The entire stairwell was taking Restoration Drama together. (These are English comedies that weren’t funny, written from 1660–1710.) Since we generally had a great time together, we made a group field trip to London to see The Way of the World, The Country Wife and She Stoops to Conquer. We were hoping to catch these in matinees so we could rock on in the evenings.
I had to bunk with Margaret-Ann at a cheap bed-sit that smelled like Shepherd’s pie left over from the Dark Ages. She announced that she didn’t like my cigarette smoke. I had never met anyone who had said anything against cigarettes before. Peter said just to ignore her, as it was pure hysteria.

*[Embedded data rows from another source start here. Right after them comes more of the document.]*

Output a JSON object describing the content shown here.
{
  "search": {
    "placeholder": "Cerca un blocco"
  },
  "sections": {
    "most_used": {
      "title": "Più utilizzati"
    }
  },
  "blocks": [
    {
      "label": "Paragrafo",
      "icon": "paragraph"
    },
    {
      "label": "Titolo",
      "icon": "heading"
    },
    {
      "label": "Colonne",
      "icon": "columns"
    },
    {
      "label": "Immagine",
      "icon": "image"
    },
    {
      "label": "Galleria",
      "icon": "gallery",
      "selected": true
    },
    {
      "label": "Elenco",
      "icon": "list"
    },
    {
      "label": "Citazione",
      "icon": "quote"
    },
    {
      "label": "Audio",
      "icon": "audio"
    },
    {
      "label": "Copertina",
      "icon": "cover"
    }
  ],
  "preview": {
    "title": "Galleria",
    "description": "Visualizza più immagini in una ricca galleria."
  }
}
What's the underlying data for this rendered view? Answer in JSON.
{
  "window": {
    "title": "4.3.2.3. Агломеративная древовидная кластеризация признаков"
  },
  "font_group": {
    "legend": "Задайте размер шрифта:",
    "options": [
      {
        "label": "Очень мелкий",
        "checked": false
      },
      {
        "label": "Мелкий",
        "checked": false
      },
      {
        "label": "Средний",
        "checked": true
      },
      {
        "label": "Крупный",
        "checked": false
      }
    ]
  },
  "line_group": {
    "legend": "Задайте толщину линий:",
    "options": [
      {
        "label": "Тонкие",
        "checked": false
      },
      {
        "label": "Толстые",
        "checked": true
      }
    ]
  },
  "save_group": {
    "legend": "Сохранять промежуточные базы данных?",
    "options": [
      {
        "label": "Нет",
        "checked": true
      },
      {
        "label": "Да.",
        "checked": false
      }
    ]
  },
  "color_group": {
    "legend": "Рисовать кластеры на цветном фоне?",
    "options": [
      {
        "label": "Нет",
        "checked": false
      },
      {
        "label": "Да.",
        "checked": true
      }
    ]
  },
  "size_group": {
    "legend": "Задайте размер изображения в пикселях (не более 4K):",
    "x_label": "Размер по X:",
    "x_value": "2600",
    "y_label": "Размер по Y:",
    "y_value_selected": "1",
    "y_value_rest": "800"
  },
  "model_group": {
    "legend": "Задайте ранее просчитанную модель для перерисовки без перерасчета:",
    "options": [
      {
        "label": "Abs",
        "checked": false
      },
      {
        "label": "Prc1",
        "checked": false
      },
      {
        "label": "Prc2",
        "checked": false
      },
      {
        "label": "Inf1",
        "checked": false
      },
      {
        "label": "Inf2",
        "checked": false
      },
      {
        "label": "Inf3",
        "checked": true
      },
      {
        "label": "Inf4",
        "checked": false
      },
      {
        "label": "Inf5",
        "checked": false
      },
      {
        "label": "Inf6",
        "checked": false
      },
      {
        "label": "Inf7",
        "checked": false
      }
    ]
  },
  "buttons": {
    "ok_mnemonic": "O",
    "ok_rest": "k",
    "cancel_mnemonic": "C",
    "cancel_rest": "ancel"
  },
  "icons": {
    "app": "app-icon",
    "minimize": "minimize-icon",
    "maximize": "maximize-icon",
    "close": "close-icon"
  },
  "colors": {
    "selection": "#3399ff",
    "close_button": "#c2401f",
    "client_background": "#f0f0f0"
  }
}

At night, Margaret-Ann, in her long white undershirt, flannel pyjamas and long braid, knelt by her bed and said her prayers. When she got into bed, she said to me, “It wouldn’t hurt you to pray instead of jumping around like a ninny.” When I informed her that it was because of my largesse that she was even included on this trip, instead of shutting up and saying thank you she said, “Well, it shocks me that you went to a Catholic school for years and you don’t even pray.”